Anderson Orthogonality in the Dynamics After a Local Quantum Quench

TL;DR

This paper investigates how Anderson orthogonality affects the dynamics after a local quantum quench in impurity models, using numerical methods to analyze spectral functions and phase transitions.

Contribution

It formulates generalized rules for Anderson orthogonality effects in quantum quenches and demonstrates them through numerical studies of impurity models, including the interacting resonant level model.

Findings

Power-law behavior in spectral functions due to orthogonality

Charge sensing can induce a quantum phase transition

Explicit calculation of orthogonality exponents confirms theoretical predictions

Abstract

We present a systematic study of the role of Anderson orthogonality for the dynamics after a quantum quench in quantum impurity models, using the numerical renormalization group.

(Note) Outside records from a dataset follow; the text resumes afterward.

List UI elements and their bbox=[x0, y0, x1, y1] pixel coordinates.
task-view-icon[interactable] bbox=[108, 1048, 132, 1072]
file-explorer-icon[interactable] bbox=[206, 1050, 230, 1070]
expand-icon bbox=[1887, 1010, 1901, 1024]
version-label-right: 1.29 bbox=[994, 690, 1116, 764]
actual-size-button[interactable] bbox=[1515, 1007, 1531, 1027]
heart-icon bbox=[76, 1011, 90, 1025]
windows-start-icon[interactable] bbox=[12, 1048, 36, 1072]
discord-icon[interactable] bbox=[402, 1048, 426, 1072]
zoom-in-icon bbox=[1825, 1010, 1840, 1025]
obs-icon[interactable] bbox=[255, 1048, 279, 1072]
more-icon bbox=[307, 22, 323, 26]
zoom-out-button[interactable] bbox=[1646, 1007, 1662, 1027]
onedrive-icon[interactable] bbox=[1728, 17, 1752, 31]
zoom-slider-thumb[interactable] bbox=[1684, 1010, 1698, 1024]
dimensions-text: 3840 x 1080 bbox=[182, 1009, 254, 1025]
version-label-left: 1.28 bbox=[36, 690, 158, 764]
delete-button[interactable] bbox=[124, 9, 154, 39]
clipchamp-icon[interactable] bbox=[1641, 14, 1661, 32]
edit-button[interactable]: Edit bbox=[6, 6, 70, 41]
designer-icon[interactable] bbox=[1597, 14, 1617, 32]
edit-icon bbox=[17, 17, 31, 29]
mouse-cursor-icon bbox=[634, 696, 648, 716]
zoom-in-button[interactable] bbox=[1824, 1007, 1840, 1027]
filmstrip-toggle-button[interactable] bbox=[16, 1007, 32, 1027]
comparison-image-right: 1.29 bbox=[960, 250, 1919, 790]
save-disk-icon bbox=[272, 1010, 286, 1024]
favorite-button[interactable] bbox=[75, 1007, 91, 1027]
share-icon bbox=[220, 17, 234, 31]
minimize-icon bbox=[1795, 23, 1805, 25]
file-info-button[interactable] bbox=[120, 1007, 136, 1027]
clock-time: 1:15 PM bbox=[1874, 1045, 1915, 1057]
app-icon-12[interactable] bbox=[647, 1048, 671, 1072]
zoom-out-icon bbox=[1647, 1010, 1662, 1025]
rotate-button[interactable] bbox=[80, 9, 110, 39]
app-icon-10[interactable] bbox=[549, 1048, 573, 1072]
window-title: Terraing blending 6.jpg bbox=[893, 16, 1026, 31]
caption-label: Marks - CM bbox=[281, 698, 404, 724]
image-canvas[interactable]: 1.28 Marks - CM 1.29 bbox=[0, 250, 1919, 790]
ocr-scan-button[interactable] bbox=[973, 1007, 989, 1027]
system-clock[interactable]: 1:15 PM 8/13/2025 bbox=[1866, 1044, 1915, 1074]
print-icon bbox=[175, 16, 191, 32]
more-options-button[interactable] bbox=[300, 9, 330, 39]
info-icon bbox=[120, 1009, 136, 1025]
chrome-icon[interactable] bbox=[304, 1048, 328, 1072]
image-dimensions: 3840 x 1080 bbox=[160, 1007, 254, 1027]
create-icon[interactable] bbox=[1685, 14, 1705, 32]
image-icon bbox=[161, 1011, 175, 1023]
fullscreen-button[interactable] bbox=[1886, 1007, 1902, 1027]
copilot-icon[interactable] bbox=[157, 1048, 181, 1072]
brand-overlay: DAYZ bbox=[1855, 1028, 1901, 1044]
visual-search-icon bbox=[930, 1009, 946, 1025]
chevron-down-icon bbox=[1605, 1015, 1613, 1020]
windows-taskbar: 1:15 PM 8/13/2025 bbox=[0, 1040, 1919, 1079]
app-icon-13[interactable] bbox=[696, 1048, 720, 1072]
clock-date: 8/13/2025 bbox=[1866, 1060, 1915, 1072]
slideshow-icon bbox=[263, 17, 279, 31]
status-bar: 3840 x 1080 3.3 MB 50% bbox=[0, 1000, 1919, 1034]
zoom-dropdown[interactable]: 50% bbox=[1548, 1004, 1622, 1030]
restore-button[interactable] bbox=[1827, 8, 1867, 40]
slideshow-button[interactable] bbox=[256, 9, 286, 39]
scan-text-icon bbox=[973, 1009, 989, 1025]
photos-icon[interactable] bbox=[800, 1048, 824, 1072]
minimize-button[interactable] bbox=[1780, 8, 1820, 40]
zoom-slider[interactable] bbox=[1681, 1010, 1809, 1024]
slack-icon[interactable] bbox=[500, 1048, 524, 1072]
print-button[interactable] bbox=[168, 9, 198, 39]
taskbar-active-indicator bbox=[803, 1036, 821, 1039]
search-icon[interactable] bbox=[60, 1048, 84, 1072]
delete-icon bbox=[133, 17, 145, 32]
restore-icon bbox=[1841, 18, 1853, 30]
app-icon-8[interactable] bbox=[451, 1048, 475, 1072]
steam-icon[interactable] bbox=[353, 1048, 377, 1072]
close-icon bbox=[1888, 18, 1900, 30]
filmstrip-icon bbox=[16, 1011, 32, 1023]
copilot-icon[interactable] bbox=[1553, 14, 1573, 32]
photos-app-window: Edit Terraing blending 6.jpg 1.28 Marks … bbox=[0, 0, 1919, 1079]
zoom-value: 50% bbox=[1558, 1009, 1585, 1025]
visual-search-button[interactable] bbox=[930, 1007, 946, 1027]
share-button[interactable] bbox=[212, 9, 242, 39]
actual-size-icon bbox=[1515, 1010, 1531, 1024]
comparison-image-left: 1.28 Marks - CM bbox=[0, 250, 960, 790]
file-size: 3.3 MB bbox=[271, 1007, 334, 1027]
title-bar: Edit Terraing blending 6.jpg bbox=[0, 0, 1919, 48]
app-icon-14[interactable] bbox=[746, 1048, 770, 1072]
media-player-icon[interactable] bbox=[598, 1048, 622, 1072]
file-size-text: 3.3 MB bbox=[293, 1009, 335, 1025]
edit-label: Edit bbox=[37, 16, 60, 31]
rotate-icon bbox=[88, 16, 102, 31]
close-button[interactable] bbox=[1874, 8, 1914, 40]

As shown by Anderson in 1967, the scattering phase shifts of the single-particle wave functions constituting the Fermi sea have to adjust in response to the sudden change in the local parameters of the Hamiltonian, causing the initial and final ground states to be orthogonal. This so-called Anderson orthogonality catastrophe also influences dynamical properties, such as spectral functions. Their low-frequency behaviour shows nontrivial power laws, with exponents that can be understood using a generalization of simple arguments introduced by Hopfield and others for the X-ray edge singularity problem. The goal of this work is to formulate these generalized rules, as well as to numerically illustrate them for quantum quenches in impurity models involving local interactions. As a simple yet instructive example, we use the interacting resonant level model as testing ground for our generalized Hopfield rule. We then analyse a model exhibiting population switching between two dot levels as a function of gate voltage, probed by a local Coulomb interaction with an additional lead serving as charge sensor. We confirm a recent prediction that charge sensing can induce a quantum phase transition for this system, causing the population switch to become abrupt. We elucidate the role of Anderson orthogonality for this effect by explicitly calculating the relevant orthogonality exponents.